Daily Archives: July 28, 2008

Picky Eating With Pookie, Vol. 2: The Good, The Bad, And The Ugly

It’s been a while since the first installment of Picky Eating With Pookie, but don’t worry, Gentle Reader, I haven’t been completely neglecting my taste testing duties. I have a few things to report on the Picky Eating front.

The Good: Baby Chard

When the baby chard came home from the farm I thought, “Oh no. Cooked greens.” Chard has always seemed like an especially nasty member of the cooked green family. The leaves look big and tough, and the name “chard” sounds like it should be scraped off the walls of the fireplace. Not cool. But Schnookie found a deceptive way to serve it: in pasta with scape pesto with grape tomatoes. It’s like she knows all my weaknesses! Even more than that, though, she only made enough chard for her bowl, serving me a chardless dish. Because I don’t take my Picky Eating duties lightly, I made sure to ask for a bite of hers, fully preparing to gack it down and then relievedly go back to my less green, more pasta-colored bowl. The problem was, it was tasty. The flavor wasn’t the mineral-y spinach flavor I was expecting. Instead it just tasted… Well, for lack of a better description, it tasted like it was good for me. In a good way. It tasted like my liver was saying, “Ahhhh… Something besides beer, cheese, and pizza grease!” Suddenly my less green, more pasta-colored bowl looked depressingly dour. Fortunately, the farm has a lot of baby chard to go around, so this dish was served up several more times. I won’t lie and say I ate every bit of chard on my plate, but I’d still give it four stars out of five*.

*(I don’t doubt that the powerful scape pesto contributed a great deal to my liking the baby chard. Between the toothy noodles and the grape tomatoes, the chard was never the dominate element of any single bite of dinner.)

The Bad: Beets

OK, that “The Bad” is a little misleading — I didn’t actually try these beets. I hear they’re excellent, but here’s the deal: beets scare me. They’re so meaty looking. They look like they taste dark, and thick, and heavy. I’ve also tried a few the last few years and they’ve always tasted like dark, thick, heavy steam no matter how they’re cooked. My freshman year roommate at NYU used to steam broccoli all the time and I grew to really dislike the smell of steamed veggies. Beets look like they taste like someone injecting the smell of steamed veggies directly into my brain. For this reason I’m holding out on the beets until there are some from our garden. The first year of the garden we grew Chioggia beets. The red-and-white spiral bull’s-eye beets don’t look dark, thick, and heavy. They look like candy! I would say this is a violation of the Picky Eating With Pookie rules, but I make the rules so no Farm beets! (I should also point out that Beet Night is Wednesday when I’m at work. Schnookie cooks up some beets to snack on while I slave away at the library. So even if I wanted them I’m out of luck. Because Schnookie could never prepare them on another night, shut up!)

The Ugly: Corn

For a Jersey girl, I’m pretty conflicted when it comes to corn. I’m a big fan of it when it’s a supporting member of the cast, like if it’s in a black bean/red onion/corn salsa, or if it’s in a hearty soup or chili. But thanks to hating shucking it as a child (I’m a wimp and hated pulling off the husks and finding big mealy worm things) and thanks to not liking how messy corn on the cob is, I’ve never been a big fan of corn on its own. Even when we grew it in the garden and could eat fresh corn literally five minutes after it was picked, I was still a little underwhelmed. Boiled corn has, in the past, tasted a little too mushy, a little too wet, a little too dull for me.
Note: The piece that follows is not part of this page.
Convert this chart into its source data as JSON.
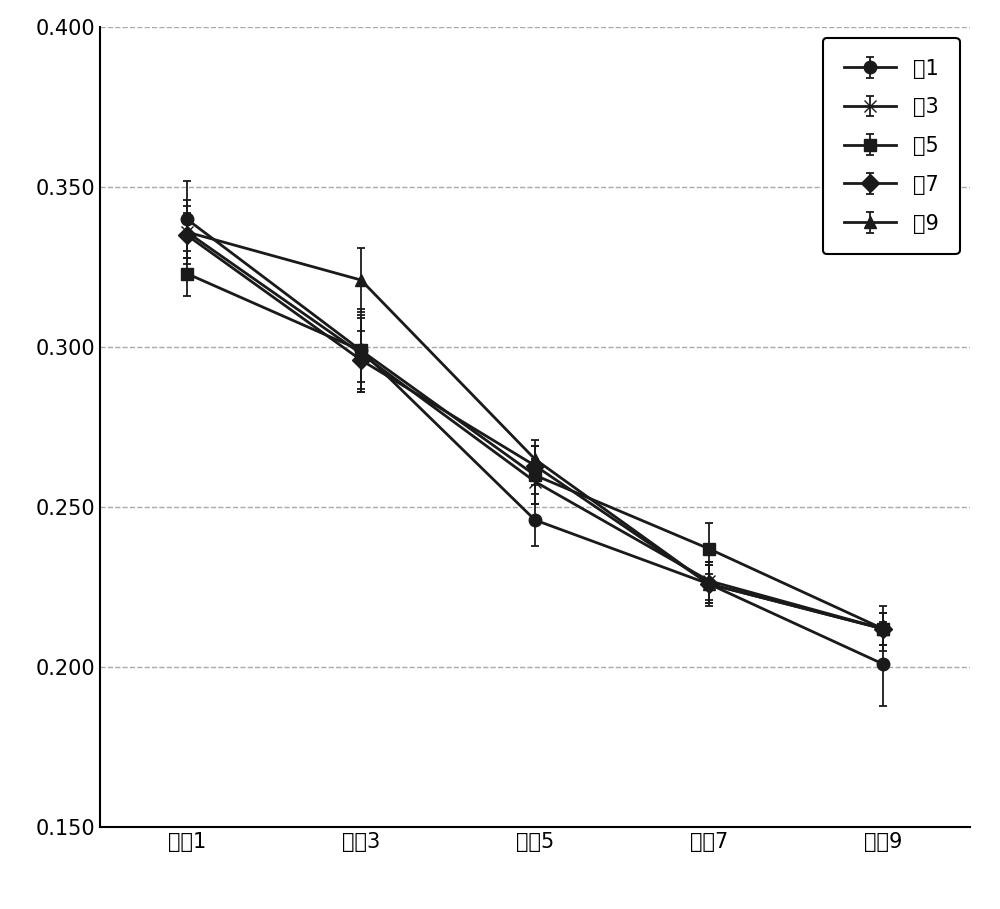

This has been a-okay with the other members of the house. For all that Boomer and Schnookie try to encourage me on the picky eating front, the one thing they leave suspiciously alone is my disinterest in corn. This is the time of year when Schnookie will stop on her way home from work and pick up a few ears to be served cut off the cob and slathered with butter as a side dish to whatever’s for dinner. I’ve been content to let Boomer and Schnookie split the corn haul in half, much to their delight. Boomer, in particular, loves her some corn. If you look outside when she’s taking the cobs to the compost, you’ll see her gnawing on them to get every last bit of corny goodness out of them.

Thursday night, though, I decided I should try the corn again, my annual summer admittance that I live in Jersey and should therefore eat corn. I was stunned to discover that it wasn’t the dull flavor I remembered. This corn was bright and sunny and buttery and delicious. It wasn’t too mushy, but it also wasn’t the tough on-the-cob stuff I remembered getting stuck in my teeth when I was little. It was deeeelicious, five stars out of five! Boomer and Schnookie? Were not pleased to have to share with me last night. If my corn renaissance continues, things could get ugly.